Entre os intensificadores estão os dêiticos (este, aquele,...), os quantificadores (além de..., ainda...) e as repetições. Essa forma de avaliação refere-se a um evento selecionado pelo narrador que o reforça; os comparadores são formados pelos negativos, pelos futuros, pelos modais, interrogativos e comparativos. Neste tipo de avaliação, o narrador coloca em contraste eventos ocorridos com aqueles que poderiam ter ocorrido, mas que não ocorreram; os correlativos ocorrem quando o narrador apresenta juntos dois eventos que ocorreram efetivamente. É um tipo de avaliação que apresenta complexidade sintática; e os explicativos que se dão quando orações subordinadas trazem explicações ou avaliações sobre as orações principais, narrativas ou avaliativas, às quais estão ligadas. Neste tipo de avaliação, o narrador acrescenta explicações, e estas ocorrem em orações coordenadas. Optamos por especificar os quatro grupos por sua relação de pertinência com o estudo que ora se propõe e que implica em que possamos encontrar qualquer um deles nas produções escritas analisadas.

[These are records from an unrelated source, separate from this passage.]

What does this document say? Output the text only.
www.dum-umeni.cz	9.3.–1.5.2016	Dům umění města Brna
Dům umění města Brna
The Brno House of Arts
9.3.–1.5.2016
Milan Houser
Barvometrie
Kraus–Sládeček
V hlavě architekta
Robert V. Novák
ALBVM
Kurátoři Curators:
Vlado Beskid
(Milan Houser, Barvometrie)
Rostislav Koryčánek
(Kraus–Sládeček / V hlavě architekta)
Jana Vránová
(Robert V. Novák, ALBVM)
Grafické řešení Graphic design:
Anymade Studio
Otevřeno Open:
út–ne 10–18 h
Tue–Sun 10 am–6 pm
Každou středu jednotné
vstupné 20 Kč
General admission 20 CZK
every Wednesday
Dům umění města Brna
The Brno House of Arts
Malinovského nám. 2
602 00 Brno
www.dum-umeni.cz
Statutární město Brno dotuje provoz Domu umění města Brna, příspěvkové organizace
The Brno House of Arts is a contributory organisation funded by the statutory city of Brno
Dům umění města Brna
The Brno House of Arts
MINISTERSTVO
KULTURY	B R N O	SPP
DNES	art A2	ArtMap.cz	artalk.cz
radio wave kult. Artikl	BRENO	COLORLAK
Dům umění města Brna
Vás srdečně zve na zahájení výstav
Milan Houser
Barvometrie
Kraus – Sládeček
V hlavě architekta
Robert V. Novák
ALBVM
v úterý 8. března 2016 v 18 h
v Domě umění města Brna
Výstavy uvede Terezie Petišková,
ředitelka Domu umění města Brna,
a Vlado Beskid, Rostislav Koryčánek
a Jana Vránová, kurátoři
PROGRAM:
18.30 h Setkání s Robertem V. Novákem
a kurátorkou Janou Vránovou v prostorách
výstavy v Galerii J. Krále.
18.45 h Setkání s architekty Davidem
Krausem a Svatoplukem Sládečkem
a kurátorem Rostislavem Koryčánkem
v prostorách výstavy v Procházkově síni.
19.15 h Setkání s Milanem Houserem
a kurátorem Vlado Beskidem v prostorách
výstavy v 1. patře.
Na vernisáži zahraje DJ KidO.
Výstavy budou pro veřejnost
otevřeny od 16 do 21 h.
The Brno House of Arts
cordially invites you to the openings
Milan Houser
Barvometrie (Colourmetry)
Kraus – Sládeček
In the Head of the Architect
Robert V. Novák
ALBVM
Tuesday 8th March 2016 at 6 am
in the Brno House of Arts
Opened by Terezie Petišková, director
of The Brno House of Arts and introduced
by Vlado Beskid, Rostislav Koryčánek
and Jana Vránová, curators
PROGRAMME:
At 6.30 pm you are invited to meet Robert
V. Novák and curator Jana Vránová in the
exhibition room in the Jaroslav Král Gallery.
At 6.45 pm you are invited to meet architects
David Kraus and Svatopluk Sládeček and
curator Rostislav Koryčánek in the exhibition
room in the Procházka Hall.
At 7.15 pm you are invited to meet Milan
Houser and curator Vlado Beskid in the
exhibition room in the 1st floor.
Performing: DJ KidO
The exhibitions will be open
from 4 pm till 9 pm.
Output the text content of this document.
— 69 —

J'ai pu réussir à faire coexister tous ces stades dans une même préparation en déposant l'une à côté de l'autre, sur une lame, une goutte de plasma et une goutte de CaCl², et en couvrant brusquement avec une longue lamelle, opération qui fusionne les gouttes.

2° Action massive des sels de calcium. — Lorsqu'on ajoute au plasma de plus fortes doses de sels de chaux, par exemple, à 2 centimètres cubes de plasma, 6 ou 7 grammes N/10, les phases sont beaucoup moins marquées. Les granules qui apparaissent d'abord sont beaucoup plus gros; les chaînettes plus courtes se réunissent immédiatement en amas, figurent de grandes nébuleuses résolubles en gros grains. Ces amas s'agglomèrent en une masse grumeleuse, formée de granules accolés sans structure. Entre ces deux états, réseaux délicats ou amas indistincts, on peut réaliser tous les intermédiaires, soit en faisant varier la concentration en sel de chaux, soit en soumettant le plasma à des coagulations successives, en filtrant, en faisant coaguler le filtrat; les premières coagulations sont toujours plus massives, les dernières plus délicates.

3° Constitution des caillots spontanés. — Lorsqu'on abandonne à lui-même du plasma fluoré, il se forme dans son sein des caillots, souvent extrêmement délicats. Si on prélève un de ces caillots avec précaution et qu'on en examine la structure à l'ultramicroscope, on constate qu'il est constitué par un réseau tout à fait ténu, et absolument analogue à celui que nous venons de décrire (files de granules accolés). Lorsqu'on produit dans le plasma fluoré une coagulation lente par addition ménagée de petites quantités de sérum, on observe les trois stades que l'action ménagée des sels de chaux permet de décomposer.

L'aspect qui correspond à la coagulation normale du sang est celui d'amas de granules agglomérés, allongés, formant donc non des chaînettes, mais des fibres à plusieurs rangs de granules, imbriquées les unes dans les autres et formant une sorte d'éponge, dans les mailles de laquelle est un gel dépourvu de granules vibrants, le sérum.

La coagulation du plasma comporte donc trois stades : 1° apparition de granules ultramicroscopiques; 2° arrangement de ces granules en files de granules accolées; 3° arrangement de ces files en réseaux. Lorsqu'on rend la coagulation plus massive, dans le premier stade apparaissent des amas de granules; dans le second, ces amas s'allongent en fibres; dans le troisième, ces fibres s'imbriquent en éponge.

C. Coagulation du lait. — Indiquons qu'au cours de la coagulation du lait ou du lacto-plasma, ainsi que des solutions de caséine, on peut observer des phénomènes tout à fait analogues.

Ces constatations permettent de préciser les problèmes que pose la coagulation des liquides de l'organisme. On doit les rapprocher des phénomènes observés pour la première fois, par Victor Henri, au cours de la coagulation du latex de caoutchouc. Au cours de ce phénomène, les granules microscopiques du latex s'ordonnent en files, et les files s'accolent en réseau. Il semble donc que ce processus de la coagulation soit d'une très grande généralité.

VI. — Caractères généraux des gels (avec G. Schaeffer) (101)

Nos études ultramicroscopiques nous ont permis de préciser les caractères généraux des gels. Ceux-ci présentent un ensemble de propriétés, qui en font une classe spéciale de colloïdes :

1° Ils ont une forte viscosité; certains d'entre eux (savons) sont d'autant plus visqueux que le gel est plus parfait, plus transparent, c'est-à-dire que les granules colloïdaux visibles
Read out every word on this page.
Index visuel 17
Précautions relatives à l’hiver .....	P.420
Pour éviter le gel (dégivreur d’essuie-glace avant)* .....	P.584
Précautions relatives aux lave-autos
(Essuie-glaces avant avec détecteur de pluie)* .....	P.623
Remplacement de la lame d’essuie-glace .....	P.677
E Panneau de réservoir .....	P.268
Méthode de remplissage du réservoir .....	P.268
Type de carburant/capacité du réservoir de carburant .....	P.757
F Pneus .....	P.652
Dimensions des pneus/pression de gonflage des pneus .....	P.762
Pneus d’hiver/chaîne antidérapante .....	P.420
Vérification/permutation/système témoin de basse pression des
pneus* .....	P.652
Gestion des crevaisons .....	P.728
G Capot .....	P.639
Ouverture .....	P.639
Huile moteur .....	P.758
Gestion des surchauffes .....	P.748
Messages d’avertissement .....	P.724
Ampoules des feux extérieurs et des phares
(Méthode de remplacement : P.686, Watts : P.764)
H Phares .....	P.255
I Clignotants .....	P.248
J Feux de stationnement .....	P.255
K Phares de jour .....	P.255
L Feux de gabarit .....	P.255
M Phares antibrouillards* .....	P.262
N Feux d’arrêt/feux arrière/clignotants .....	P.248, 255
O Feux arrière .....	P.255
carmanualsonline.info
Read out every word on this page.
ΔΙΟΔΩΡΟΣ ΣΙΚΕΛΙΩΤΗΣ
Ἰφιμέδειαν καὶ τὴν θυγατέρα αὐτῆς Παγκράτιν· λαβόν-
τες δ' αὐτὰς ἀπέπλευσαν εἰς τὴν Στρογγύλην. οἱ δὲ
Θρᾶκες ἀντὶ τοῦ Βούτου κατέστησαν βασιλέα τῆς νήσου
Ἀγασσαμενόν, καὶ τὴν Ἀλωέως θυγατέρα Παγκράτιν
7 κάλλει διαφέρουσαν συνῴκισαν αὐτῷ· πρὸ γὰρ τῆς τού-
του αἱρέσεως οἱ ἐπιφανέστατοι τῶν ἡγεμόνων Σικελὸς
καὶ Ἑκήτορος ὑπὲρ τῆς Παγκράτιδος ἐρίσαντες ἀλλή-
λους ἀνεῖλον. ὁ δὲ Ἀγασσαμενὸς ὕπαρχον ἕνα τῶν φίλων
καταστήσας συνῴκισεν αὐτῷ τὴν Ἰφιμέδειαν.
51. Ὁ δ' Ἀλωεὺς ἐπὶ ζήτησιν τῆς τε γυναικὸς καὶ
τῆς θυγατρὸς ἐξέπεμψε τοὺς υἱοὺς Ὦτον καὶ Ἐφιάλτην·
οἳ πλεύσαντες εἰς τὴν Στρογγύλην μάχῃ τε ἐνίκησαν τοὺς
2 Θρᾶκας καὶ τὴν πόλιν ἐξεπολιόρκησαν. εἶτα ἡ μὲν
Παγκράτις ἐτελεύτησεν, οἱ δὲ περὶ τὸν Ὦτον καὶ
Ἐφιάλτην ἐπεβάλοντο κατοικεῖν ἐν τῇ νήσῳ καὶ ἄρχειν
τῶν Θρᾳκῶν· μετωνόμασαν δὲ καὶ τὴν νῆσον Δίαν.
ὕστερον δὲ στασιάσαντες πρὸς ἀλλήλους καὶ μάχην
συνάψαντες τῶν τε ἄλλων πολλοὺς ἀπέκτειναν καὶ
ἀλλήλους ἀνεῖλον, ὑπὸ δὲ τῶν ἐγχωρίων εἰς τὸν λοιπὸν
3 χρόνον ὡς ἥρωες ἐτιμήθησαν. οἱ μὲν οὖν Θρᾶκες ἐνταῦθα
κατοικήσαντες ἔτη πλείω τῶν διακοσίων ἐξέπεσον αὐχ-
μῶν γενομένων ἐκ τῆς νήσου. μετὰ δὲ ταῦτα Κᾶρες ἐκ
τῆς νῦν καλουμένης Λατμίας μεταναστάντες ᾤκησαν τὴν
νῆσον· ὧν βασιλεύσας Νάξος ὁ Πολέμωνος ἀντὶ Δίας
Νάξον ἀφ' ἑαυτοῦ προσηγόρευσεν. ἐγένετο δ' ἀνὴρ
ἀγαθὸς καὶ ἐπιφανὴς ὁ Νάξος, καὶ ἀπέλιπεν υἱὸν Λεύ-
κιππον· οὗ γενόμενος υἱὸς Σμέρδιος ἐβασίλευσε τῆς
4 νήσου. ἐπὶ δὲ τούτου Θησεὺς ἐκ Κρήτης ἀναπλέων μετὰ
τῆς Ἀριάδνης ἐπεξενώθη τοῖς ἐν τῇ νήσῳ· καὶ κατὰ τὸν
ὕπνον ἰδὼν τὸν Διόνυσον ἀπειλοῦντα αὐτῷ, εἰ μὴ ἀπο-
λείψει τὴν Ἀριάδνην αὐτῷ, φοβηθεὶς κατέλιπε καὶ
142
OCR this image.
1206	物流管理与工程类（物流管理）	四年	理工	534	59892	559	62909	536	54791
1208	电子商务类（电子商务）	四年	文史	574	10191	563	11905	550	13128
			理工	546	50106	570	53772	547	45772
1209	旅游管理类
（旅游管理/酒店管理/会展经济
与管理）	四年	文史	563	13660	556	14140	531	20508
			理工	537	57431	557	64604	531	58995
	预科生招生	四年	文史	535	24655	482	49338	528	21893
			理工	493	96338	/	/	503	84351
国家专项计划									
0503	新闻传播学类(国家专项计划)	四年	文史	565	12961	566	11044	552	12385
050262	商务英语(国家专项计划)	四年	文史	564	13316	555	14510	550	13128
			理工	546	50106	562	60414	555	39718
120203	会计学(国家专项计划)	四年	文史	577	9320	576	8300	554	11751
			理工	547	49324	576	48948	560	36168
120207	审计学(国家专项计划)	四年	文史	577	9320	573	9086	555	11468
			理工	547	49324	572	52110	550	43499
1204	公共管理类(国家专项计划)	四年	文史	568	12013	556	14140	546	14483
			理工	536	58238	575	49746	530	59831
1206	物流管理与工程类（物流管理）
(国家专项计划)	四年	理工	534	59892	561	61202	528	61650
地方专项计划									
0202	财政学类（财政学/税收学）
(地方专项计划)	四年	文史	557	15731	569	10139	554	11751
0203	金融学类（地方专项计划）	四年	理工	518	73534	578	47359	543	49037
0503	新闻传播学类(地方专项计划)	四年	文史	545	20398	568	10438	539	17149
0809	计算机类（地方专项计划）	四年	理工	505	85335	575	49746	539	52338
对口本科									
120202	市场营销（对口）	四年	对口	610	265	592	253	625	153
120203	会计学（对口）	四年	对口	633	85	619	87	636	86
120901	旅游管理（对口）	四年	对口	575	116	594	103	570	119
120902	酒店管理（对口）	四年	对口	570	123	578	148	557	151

A seção de avaliação está relacionada, também, à reportabilidade e credibilidade na troca comunicativa, pois sua função é estabelecer e manter algum ponto de interesse pessoal, referente ao relato. Assim, esses dois aspectos estão ligados, intimamente, às características culturais e convencionais de cada agrupamento humano. Por isso, mostram- se tão relevantes no estudo das narrativas, já que estas fazem parte do cotidiano das pessoas que as usam em forma de um saber concreto ou abstrato. A reportabilidade caracteriza aquilo que é narrável, e depende da coerência do texto. Desse modo, refere-se aos aspectos relacionados ao conhecimento de mundo e de conhecimento partilhado pelos interlocutores.

A credibilidade, assim como a reportabilidade, também está relacionada com a coerência da narrativa. Origina-se do conhecimento geral que determinado grupo ou

cultura tem do mundo. Visa à aceitação da narrativa por parte do interlocutor. Dessa forma, esses dois conceitos que se encontram relacionados à avaliação, “um componente essencial da narrativa embora nem sempre seja verbalizada” (MOREIRA DE SÁ, 2001, p. 2), são importantes para o presente trabalho, na medida em que são necessários para compreender e analisar as produções escritas dos alunos-colaboradores.